The resources below review the tools and tactics used by abusers to stalk, describe the legal protections available to victims, and offer recommendations for enhancing safety and privacy when using various digital mediums.
"The motivations and techniques of stalkers have remained remarkably consistent over the years. The tools stalkers use, however, have changed over time... Stalkers exploit technology and use it in ways that the creators never intended or envisioned. Technology has given stalkers new tools, enabling them to reach their victims from afar while infiltrating even deeper into their victims’ everyday lives" (Fraser, Olsen, Lee, Southworth & Tucker, 2010).

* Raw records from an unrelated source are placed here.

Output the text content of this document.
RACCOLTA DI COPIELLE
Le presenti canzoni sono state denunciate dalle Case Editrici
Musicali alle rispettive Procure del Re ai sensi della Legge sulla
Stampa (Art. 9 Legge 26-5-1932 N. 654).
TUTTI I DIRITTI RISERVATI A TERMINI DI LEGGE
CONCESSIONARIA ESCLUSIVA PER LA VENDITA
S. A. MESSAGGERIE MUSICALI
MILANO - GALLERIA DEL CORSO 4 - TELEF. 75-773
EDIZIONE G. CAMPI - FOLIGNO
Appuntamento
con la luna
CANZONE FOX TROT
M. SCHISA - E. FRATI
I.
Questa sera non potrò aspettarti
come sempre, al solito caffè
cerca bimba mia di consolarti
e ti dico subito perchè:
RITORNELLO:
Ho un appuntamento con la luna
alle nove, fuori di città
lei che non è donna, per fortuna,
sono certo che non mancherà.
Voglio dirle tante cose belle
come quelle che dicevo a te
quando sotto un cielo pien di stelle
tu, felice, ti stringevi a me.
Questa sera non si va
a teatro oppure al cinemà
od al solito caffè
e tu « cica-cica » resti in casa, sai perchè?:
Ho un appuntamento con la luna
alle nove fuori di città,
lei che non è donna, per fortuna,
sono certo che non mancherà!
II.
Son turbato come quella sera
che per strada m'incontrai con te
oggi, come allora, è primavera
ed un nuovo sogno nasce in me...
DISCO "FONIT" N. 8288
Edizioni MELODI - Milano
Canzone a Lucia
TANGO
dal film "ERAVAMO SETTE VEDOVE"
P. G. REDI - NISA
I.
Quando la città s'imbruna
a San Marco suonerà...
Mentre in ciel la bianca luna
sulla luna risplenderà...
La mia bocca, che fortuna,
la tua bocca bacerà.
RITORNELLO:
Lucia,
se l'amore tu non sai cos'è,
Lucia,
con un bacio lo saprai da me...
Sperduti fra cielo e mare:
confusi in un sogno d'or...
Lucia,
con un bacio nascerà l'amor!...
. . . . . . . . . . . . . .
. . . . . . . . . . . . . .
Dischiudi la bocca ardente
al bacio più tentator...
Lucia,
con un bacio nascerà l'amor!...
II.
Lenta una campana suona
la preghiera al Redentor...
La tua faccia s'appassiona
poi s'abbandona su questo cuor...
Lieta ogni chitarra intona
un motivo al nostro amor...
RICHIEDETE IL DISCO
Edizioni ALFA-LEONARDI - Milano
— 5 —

Nearly three in 10 of 14-24 year olds surveyed said their partner has checked up on them multiple times a day online or via mobile – asking where they are, who they’re with or what they’re doing – (27%), or read their text messages without permission (27%) (Gatti, 2011).
NetSmartzKids is a program of the National Center for Missing & Exploited Children. Designed for children ages 5-17, parents and guardians, educators, and law enforcement, the program offers resources such as videos, games, activity cards, and presentations.
That's Not Cool is a campaign to help teens draw a "digital line" in their relationships when they experience pressure or disrespect through the use of various communication technologies. The website offers callout cards and an online forum for discussing topics including textual harassment, pic pressure, constant messaging, and rumors.